We have also had to make changes with her Lupron medication this year as the 3 month version she needs became completely unaffordable, even with *good* insurance and deductibles paid. She came to need a 30mg/3month version of this medication that retails for about $6,000 (so she wouldn’t have to get a shot every month – I’m not sold on the implant yet, and Ezri has learned to tolerate shots pretty well). Administered at the hospital, with a 90/10 plan left us with a cost of $600 every 3 months. Now, on an 80/20 plan, it’s a cost of $1,200 every 3 months. You would think there would be some forewarning about a medication cost that high, and not only that, the billing cycle for the first shot didn’t bill us until after the second shot had been given. Luckily, with some research, our new insurance, unlike the old one, allows us to get the medication from a specialty pharmacy (mail order) and since it’s an outpatient pharmacy charge rather than a hospital charge and a tier 2 medication, it only costs us $50 and is shipped overnight with free shipping straight to our front door. Can’t beat that–or the time saved of not going to the hospital. With my newly learned skills in nursing school (learning to do injections, etc.) and some helpful one-on-one training by the clinic nurse, I am giving her the shots. It is turning out to be in the least restrictive and most relaxed environment (doing it at home) that we could give her. So out of a really unfortunate situation, something very good has come.

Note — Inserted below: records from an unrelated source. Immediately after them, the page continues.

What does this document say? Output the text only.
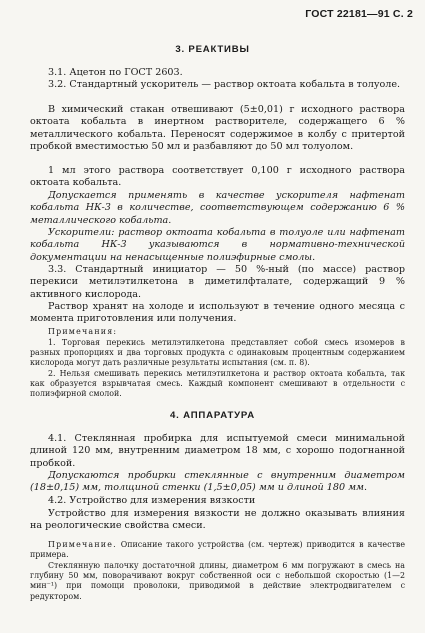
ГОСТ 22181—91 С. 2
3. РЕАКТИВЫ

3.1. Ацетон по ГОСТ 2603.

3.2. Стандартный ускоритель — раствор октоата кобальта в толуоле.

В химический стакан отвешивают (5±0,01) г исходного раствора октоата кобальта в инертном растворителе, содержащего 6 % металлического кобальта. Переносят содержимое в колбу с притертой пробкой вместимостью 50 мл и разбавляют до 50 мл толуолом.

1 мл этого раствора соответствует 0,100 г исходного раствора октоата кобальта.

Допускается применять в качестве ускорителя нафтенат кобальта НК-3 в количестве, соответствующем содержанию 6 % металлического кобальта.

Ускорители: раствор октоата кобальта в толуоле или нафтенат кобальта НК-3 указываются в нормативно-технической документации на ненасыщенные полиэфирные смолы.

3.3. Стандартный инициатор — 50 %-ный (по массе) раствор перекиси метилэтилкетона в диметилфталате, содержащий 9 % активного кислорода.

Раствор хранят на холоде и используют в течение одного месяца с момента приготовления или получения.

Примечания:

1. Торговая перекись метилэтилкетона представляет собой смесь изомеров в разных пропорциях и два торговых продукта с одинаковым процентным содержанием кислорода могут дать различные результаты испытания (см. п. 8).

2. Нельзя смешивать перекись метилэтилкетона и раствор октоата кобальта, так как образуется взрывчатая смесь. Каждый компонент смешивают в отдельности с полиэфирной смолой.

4. АППАРАТУРА

4.1. Стеклянная пробирка для испытуемой смеси минимальной длиной 120 мм, внутренним диаметром 18 мм, с хорошо подогнанной пробкой.

Допускаются пробирки стеклянные с внутренним диаметром (18±0,15) мм, толщиной стенки (1,5±0,05) мм и длиной 180 мм.

4.2. Устройство для измерения вязкости

Устройство для измерения вязкости не должно оказывать влияния на реологические свойства смеси.

Примечание. Описание такого устройства (см. чертеж) приводится в качестве примера.

Стеклянную палочку достаточной длины, диаметром 6 мм погружают в смесь на глубину 50 мм, поворачивают вокруг собственной оси с небольшой скоростью (1—2 мин⁻¹) при помощи проволоки, приводимой в действие электродвигателем с редуктором.
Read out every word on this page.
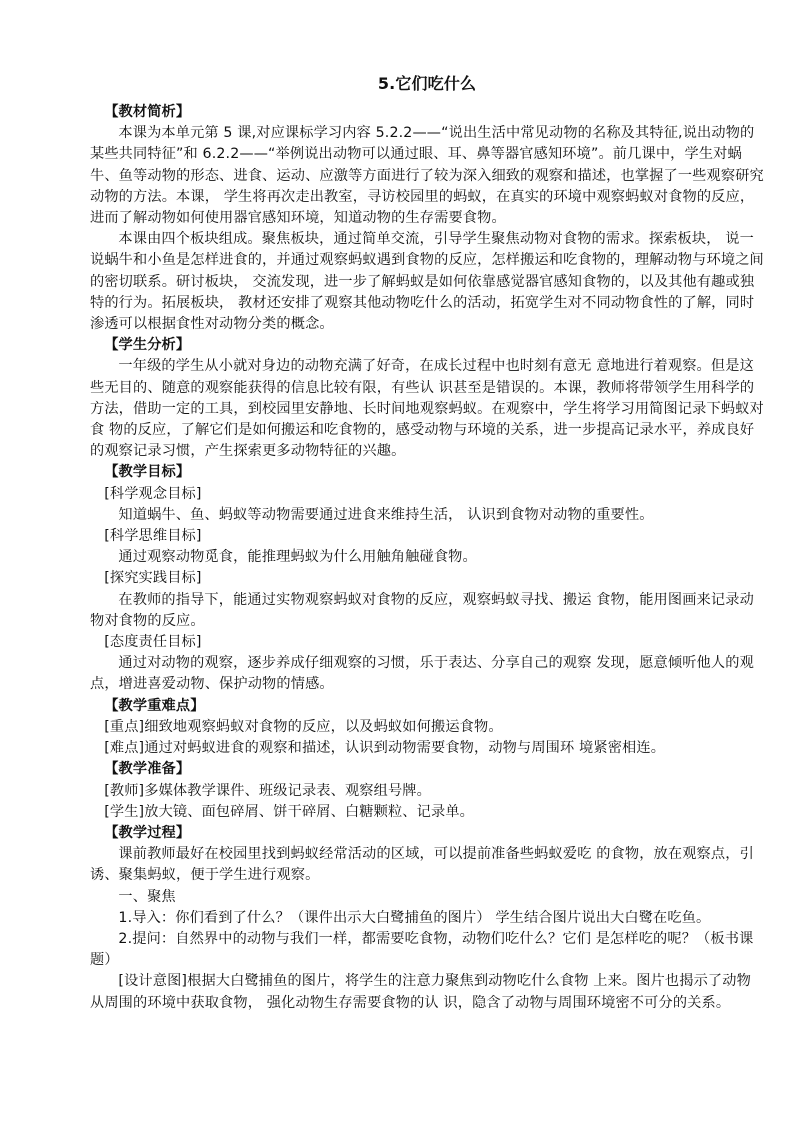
5.它们吃什么

【教材简析】

本课为本单元第 5 课,对应课标学习内容 5.2.2——“说出生活中常见动物的名称及其特征,说出动物的某些共同特征”和 6.2.2——“举例说出动物可以通过眼、耳、鼻等器官感知环境”。前几课中，学生对蜗牛、鱼等动物的形态、进食、运动、应激等方面进行了较为深入细致的观察和描述，也掌握了一些观察研究动物的方法。本课， 学生将再次走出教室，寻访校园里的蚂蚁，在真实的环境中观察蚂蚁对食物的反应，进而了解动物如何使用器官感知环境，知道动物的生存需要食物。

本课由四个板块组成。聚焦板块，通过简单交流，引导学生聚焦动物对食物的需求。探索板块， 说一说蜗牛和小鱼是怎样进食的，并通过观察蚂蚁遇到食物的反应，怎样搬运和吃食物的，理解动物与环境之间的密切联系。研讨板块， 交流发现，进一步了解蚂蚁是如何依靠感觉器官感知食物的，以及其他有趣或独特的行为。拓展板块， 教材还安排了观察其他动物吃什么的活动，拓宽学生对不同动物食性的了解，同时渗透可以根据食性对动物分类的概念。

【学生分析】

一年级的学生从小就对身边的动物充满了好奇，在成长过程中也时刻有意无 意地进行着观察。但是这些无目的、随意的观察能获得的信息比较有限，有些认 识甚至是错误的。本课，教师将带领学生用科学的方法，借助一定的工具，到校园里安静地、长时间地观察蚂蚁。在观察中，学生将学习用简图记录下蚂蚁对食 物的反应，了解它们是如何搬运和吃食物的，感受动物与环境的关系，进一步提高记录水平，养成良好的观察记录习惯，产生探索更多动物特征的兴趣。

【教学目标】

[科学观念目标]

知道蜗牛、鱼、蚂蚁等动物需要通过进食来维持生活， 认识到食物对动物的重要性。

[科学思维目标]

通过观察动物觅食，能推理蚂蚁为什么用触角触碰食物。

[探究实践目标]

在教师的指导下，能通过实物观察蚂蚁对食物的反应，观察蚂蚁寻找、搬运 食物，能用图画来记录动物对食物的反应。

[态度责任目标]

通过对动物的观察，逐步养成仔细观察的习惯，乐于表达、分享自己的观察 发现，愿意倾听他人的观点，增进喜爱动物、保护动物的情感。

【教学重难点】

[重点]细致地观察蚂蚁对食物的反应，以及蚂蚁如何搬运食物。

[难点]通过对蚂蚁进食的观察和描述，认识到动物需要食物，动物与周围环 境紧密相连。

【教学准备】

[教师]多媒体教学课件、班级记录表、观察组号牌。

[学生]放大镜、面包碎屑、饼干碎屑、白糖颗粒、记录单。

【教学过程】

课前教师最好在校园里找到蚂蚁经常活动的区域，可以提前准备些蚂蚁爱吃 的食物，放在观察点，引诱、聚集蚂蚁，便于学生进行观察。

一、聚焦

1.导入：你们看到了什么？（课件出示大白鹭捕鱼的图片） 学生结合图片说出大白鹭在吃鱼。

2.提问：自然界中的动物与我们一样，都需要吃食物，动物们吃什么？它们 是怎样吃的呢？（板书课题）

[设计意图]根据大白鹭捕鱼的图片，将学生的注意力聚焦到动物吃什么食物 上来。图片也揭示了动物从周围的环境中获取食物， 强化动物生存需要食物的认 识，隐含了动物与周围环境密不可分的关系。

Another appointment we had in the fall (Oct) was with Ezri’s neuro-opthamologist. She was diagnosed with optic atrophy, something that the doctor had been looking for each time we had been previously, but Ezri had been unable to sit still enough for her to see. And it means that her optic nerves are a different color, meaning they have damage, than they should be. People with optic atrophy characteristically have visual field loss and loss of color distinction, however because Ezri’s damage (from her 3 OZ surgeries where they had to dissect around her optic nerves/tract) occurred so early in her life she has basically healed and has no issues that the doctor can find. This is not to say that there aren’t or never will be, but for now her sight is quite good.
There are probably a million more things I could remember about this year, but this is more than enough for now – I hope all of you are doing well!